2023年3月号(第69巻3号)

 みなさん、こんにちは。3 月に入り、例年より早く桜が開花しました。今年はコロナで開催されていなかったお花見も解禁されるところが多く、開花が早いので、お花見の時期も前倒しになりそうです。3月は卒業式の季節でもありますが、今年はマスクの着用が話題になっています。個人の判断に委ねるところや、学校の方針で統一するなど様々なようです。
 今月は何を書こうかと思いましたが、3 月 8 日は国際女性デーでした。最近よく耳にするので、制定されて間もないものかと思っていましたが、調べると国際婦人年の 1975 年 3 月 8 日が由来であることを知りました。また、この国際女性デーとミモザがセットになっていることについて、イタリアで国際女性デー付近の 2 ~ 3 月にミモザの季節がやってきて、ミモザを贈る風習が広まった可能性が考えられるということです。日本ではミモザの製品が売られていますが、今後、ミモザの花を贈る習慣も定着するかもしれません。
 さて、国際女性デーと直接関係ないのですが、女性というテーマにちなんで、先日女性のみの出演者からなる落語協会主催の「桃組公演」を見に行きました。以前、浅草演芸場の寄席に行った話を書かせてもらいましたが、同じく演芸場で開催され、蝶花楼桃花師匠を夜の部主任とした、落語、漫才、講談、曲芸、マジックなどが女性演者だけで行われる「江戸落語の定席では初」の興行になります。

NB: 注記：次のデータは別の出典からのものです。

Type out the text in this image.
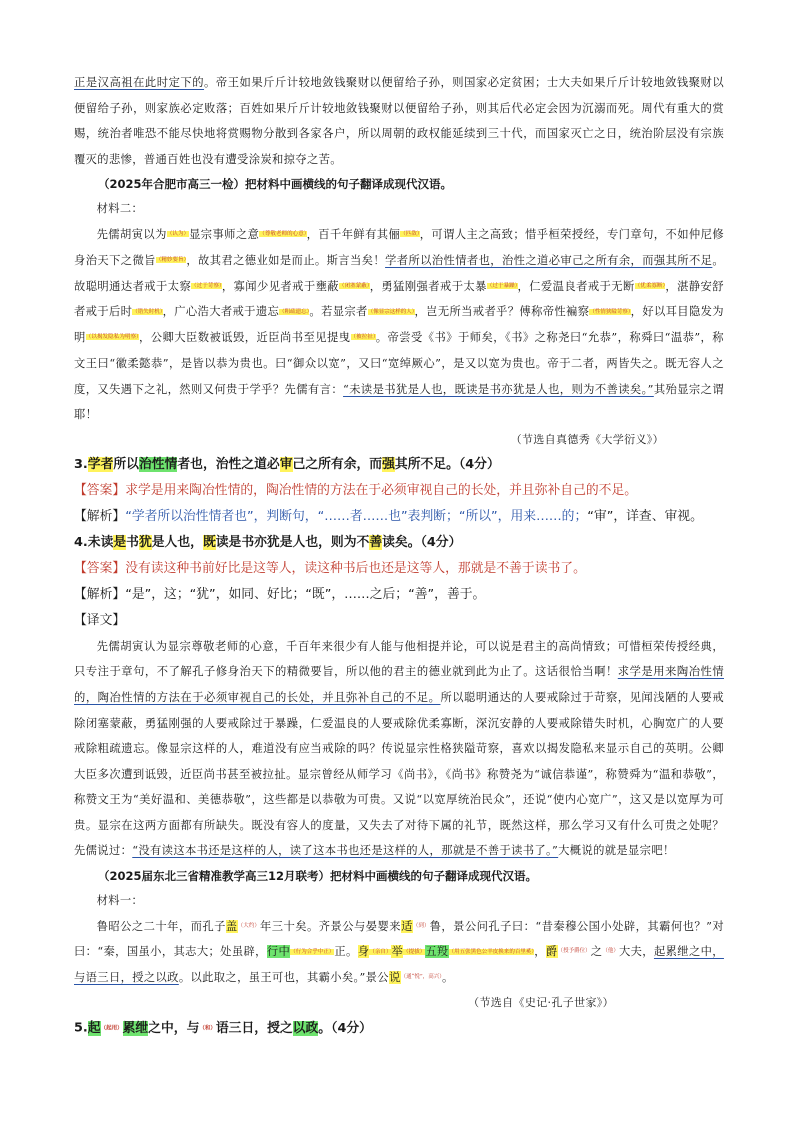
正是汉高祖在此时定下的。帝王如果斤斤计较地敛钱聚财以便留给子孙，则国家必定贫困；士大夫如果斤斤计较地敛钱聚财以便留给子孙，则家族必定败落；百姓如果斤斤计较地敛钱聚财以便留给子孙，则其后代必定会因为沉溺而死。周代有重大的赏赐，统治者唯恐不能尽快地将赏赐物分散到各家各户，所以周朝的政权能延续到三十代，而国家灭亡之日，统治阶层没有宗族覆灭的悲惨，普通百姓也没有遭受涂炭和掠夺之苦。

（2025年合肥市高三一检）把材料中画横线的句子翻译成现代汉语。

材料二：

先儒胡寅以为（认为）显宗事师之意（尊敬老师的心意），百千年鲜有其俪（匹敌），可谓人主之高致；惜乎桓荣授经，专门章句，不如仲尼修身治天下之微旨（精妙要旨），故其君之德业如是而止。斯言当矣！学者所以治性情者也，治性之道必审己之所有余，而强其所不足。故聪明通达者戒于太察（过于苛察），寡闻少见者戒于壅蔽（闭塞蒙蔽），勇猛刚强者戒于太暴（过于暴躁），仁爱温良者戒于无断（优柔寡断），湛静安舒者戒于后时（错失时机），广心浩大者戒于遗忘（粗疏遗忘）。若显宗者（像显宗这样的人），岂无所当戒者乎？傅称帝性褊察（性情狭隘苛察），好以耳目隐发为明（以揭发隐私为明察），公卿大臣数被诋毁，近臣尚书至见提曳（被拉扯）。帝尝受《书》于师矣，《书》之称尧曰“允恭”，称舜曰“温恭”，称文王曰“徽柔懿恭”，是皆以恭为贵也。曰“御众以宽”，又曰“宽绰厥心”，是又以宽为贵也。帝于二者，两皆失之。既无容人之度，又失遇下之礼，然则又何贵于学乎？先儒有言：“未读是书犹是人也，既读是书亦犹是人也，则为不善读矣。”其殆显宗之谓耶！

（节选自真德秀《大学衍义》）

3.学者所以治性情者也，治性之道必审己之所有余，而强其所不足。（4分）

【答案】求学是用来陶冶性情的，陶冶性情的方法在于必须审视自己的长处，并且弥补自己的不足。

【解析】“学者所以治性情者也”，判断句，“……者……也”表判断；“所以”，用来……的；“审”，详查、审视。

4.未读是书犹是人也，既读是书亦犹是人也，则为不善读矣。（4分）

【答案】没有读这种书前好比是这等人，读这种书后也还是这等人，那就是不善于读书了。

【解析】“是”，这；“犹”，如同、好比；“既”，……之后；“善”，善于。

【译文】

先儒胡寅认为显宗尊敬老师的心意，千百年来很少有人能与他相提并论，可以说是君主的高尚情致；可惜桓荣传授经典，只专注于章句，不了解孔子修身治天下的精微要旨，所以他的君主的德业就到此为止了。这话很恰当啊！求学是用来陶冶性情的，陶冶性情的方法在于必须审视自己的长处，并且弥补自己的不足。所以聪明通达的人要戒除过于苛察，见闻浅陋的人要戒除闭塞蒙蔽，勇猛刚强的人要戒除过于暴躁，仁爱温良的人要戒除优柔寡断，深沉安静的人要戒除错失时机，心胸宽广的人要戒除粗疏遗忘。像显宗这样的人，难道没有应当戒除的吗？传说显宗性格狭隘苛察，喜欢以揭发隐私来显示自己的英明。公卿大臣多次遭到诋毁，近臣尚书甚至被拉扯。显宗曾经从师学习《尚书》，《尚书》称赞尧为“诚信恭谨”，称赞舜为“温和恭敬”，称赞文王为“美好温和、美德恭敬”，这些都是以恭敬为可贵。又说“以宽厚统治民众”，还说“使内心宽广”，这又是以宽厚为可贵。显宗在这两方面都有所缺失。既没有容人的度量，又失去了对待下属的礼节，既然这样，那么学习又有什么可贵之处呢？先儒说过：“没有读这本书还是这样的人，读了这本书也还是这样的人，那就是不善于读书了。”大概说的就是显宗吧！

（2025届东北三省精准教学高三12月联考）把材料中画横线的句子翻译成现代汉语。

材料一：

鲁昭公之二十年，而孔子盖（大约）年三十矣。齐景公与晏婴来适（到）鲁，景公问孔子曰：“昔秦穆公国小处辟，其霸何也？”对曰：“秦，国虽小，其志大；处虽辟，行中（行为合乎中正）正。身（亲自）举（提拔）五羖（用五张黑色公羊皮换来的百里奚），爵（授予爵位）之（他）大夫，起累绁之中，与语三日，授之以政。以此取之，虽王可也，其霸小矣。”景公说（通“悦”，高兴）。

（节选自《史记·孔子世家》）

5.起（起用）累绁之中，与（和）语三日，授之以政。（4分）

 桃花師匠といえば、笑点の新メンバーに選ばれるか否かで話題になりました。結局、春風亭一之輔師匠が選ばれ、男性ファンはさぞかしがっかりされたことでしょう。客席もコアな男性ファンがたくさんいらっしゃいました。桃花師匠は落語の道に入られて 15 年で真打に昇進し、落語協会の女性で 10 人目になります。同じ年代の友人が結婚や子どもを出産しているというのに自分は熊さん、八っつぁんで何をやっているのやら…と話をしていたのが印象的で自分も共感しました。男性が多い落語の世界で真打に昇進するのはさぞかし大変だったことでしょう。桃花師匠の落語は初めて聞きましたが、トリの落語「お見立て」は花魁と客である侍を見事に演じ分けていて、聞き入りました。そして今回の興行では漫才のすず風にゃん子・金魚(知らない方ごめんなさい)のトリビュート漫才では突き抜けた漫才を見せてくれました。長年芸を磨き続けている女性の先輩方が心の支えとなっており、すず風にゃん子・金魚をリスペクトし、トリビュート漫才を行うことにしたということでした。女性だけの演者からなるというものの、林家たい平師匠が女装して高座返しをされるなど(紹介があるまで誰かわからず会場はざわついていました)、優しい先輩の粋なはからいも素晴らしかったです。
 ほぼ桃花師匠のことだけしか触れられず残念ですが、その他の演者についても、芸を磨かれている方ばかりで楽しい時間を過ごしました。それではそろそろ紙面も少なくなりましたので、本日はこの辺りでおしまいにいたします。